We can list, put and get objects using the AWS CLI from every one of the nodes in our cluster (confirming that the IAM role is working, and we double-checked that there is no .aws directory confounding things here).

Two things have changed:

(1) AWS now requires v4 encryption to be enabled for S3 access. Not sure when AWS started enforcing upgrades to the encryption protocols, however.

This required doing the following (as per this link https://docs.aws.amazon.com/AmazonS3/latest/dev/UsingAWSSDK.html):

aws configure set s3.signature_version s3v4
ES_JAVA_OPTS=-Dcom.amazonaws.services.s3.enableV4

[The latter was added to the JVM options in the Docker settings -- after the Xms/x values.]

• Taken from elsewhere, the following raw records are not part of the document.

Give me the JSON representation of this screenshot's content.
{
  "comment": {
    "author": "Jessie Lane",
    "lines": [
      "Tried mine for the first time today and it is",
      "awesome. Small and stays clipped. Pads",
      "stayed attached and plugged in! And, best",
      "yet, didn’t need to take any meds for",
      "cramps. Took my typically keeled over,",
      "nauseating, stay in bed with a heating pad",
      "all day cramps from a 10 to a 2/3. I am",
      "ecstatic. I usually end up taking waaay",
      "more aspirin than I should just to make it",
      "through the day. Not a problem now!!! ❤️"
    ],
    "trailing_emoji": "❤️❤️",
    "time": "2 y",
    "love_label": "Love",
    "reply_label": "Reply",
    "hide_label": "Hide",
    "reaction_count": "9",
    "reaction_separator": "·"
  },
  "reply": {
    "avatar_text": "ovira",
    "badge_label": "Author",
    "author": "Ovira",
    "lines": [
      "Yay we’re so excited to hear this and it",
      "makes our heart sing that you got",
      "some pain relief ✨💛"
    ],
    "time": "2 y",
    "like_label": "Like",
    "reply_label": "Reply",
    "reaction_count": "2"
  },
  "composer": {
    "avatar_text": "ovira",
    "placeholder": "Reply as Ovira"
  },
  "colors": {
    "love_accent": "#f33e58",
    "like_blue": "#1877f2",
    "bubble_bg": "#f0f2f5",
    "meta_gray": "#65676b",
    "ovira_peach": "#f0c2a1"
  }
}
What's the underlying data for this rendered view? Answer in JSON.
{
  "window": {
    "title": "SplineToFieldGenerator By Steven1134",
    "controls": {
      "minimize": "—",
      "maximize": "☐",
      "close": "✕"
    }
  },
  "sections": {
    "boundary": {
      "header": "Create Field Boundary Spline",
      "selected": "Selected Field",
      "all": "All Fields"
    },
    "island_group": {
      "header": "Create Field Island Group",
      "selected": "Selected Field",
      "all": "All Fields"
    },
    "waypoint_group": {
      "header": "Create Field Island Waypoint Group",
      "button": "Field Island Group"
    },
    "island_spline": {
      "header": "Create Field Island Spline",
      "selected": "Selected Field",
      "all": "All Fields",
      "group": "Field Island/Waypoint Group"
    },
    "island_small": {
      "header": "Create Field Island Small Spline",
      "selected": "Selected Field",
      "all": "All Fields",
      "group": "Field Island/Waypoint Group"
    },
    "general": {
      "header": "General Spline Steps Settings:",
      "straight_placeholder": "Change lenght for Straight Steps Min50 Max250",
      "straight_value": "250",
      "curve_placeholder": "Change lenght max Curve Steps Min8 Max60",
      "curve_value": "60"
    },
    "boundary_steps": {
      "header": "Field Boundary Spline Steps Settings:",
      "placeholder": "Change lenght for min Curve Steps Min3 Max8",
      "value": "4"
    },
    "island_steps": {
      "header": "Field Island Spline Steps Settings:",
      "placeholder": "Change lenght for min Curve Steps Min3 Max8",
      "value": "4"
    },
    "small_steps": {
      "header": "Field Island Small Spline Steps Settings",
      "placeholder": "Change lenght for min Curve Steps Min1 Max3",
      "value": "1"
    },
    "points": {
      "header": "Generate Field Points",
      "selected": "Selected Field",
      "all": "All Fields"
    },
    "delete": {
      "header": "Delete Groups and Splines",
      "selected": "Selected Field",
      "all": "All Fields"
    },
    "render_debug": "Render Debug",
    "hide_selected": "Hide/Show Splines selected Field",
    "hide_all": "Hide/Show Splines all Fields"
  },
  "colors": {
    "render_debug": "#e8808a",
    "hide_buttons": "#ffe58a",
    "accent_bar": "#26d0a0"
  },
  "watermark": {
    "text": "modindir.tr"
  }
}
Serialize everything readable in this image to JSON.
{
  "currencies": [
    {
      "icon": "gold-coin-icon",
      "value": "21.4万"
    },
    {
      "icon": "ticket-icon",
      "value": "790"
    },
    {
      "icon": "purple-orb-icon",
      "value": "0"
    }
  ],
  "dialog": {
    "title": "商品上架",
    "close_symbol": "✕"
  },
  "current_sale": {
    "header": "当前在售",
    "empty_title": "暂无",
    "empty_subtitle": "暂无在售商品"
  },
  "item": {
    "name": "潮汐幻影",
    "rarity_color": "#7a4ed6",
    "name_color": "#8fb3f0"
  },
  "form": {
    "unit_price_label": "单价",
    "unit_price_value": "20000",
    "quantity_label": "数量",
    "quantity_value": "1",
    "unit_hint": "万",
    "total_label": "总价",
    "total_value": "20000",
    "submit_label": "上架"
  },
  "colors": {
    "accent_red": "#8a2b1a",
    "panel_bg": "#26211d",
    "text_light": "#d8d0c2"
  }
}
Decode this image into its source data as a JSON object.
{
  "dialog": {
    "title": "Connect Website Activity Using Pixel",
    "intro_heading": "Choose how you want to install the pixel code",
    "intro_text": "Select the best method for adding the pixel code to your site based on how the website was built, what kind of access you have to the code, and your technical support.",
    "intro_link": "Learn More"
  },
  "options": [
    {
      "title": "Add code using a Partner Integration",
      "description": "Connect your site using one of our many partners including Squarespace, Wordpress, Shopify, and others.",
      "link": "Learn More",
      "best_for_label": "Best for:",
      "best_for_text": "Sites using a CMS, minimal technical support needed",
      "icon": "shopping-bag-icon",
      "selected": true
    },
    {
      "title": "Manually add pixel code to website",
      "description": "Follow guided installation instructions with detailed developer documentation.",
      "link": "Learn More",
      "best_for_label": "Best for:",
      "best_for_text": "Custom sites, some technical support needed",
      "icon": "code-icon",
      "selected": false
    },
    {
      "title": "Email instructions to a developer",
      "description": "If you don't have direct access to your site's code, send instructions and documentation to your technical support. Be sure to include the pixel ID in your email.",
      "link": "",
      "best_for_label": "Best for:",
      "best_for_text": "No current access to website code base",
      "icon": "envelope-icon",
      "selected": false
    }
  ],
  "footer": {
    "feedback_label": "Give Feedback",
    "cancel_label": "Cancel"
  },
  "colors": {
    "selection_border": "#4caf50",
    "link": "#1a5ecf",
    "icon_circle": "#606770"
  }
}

And (2) we up-sized the EC2 instances (doing a rolling restart). The snapshotting failures began, however, before we did this.

We even created a fresh new bucket with identical IAM access permissions (by placing it in that IAM policy above). This had no effect. Turning server-side default encryption on and off (and to different values) had no effect.

We have not changed the version of the repository-s3 plug-in, as it is baked into the Docker image.

We have a dev/QA clone of this cluster backing up to a distinct bucket, using the identical IAM policy (this bucket is in fact mentioned in the self-same IAM policy -- I just left it out for brevity). There have been no issues with these snapshotting runs.

We are at our wits' end. Please advise.


(Mike Hoskins) #2

Bump +1

I'm getting the same issue, myself. I even tried giving s3:* access to both "Action" clauses, but there was no change. It was working, then suddenly stopped working....

Any way to fix?


(Mike Hoskins) #3

Any word on this?


(Dennis N. Mehay) #4

No, none yet...as you can see!


(Mike Hoskins) #5

Hmm. Anyone?


(Mike Hoskins) #6

It looks like I found a solution.

After trying out local-storage snapshots, instead of S3, I found that I had to make sure all my nodes in the cluster had permission to write to local storage (via NFS). Until all of these nodes were able to write to the same place, I couldn't even perform local storage snapshots.

So, going back to the repository-s3 snapshots, I found that cluster members did not have the same permissions as each other. I got it working by being sure all my cluster members had the same permissions - face palm! :slight_smile:

It would be nice if the docs for all the snapshot solutions (in bold letters) reminded people that clusters need all nodes to have the same permissions to write files. :slight_smile:


(system) #7

This topic was automatically closed 28 days after the last reply. New replies are no longer allowed.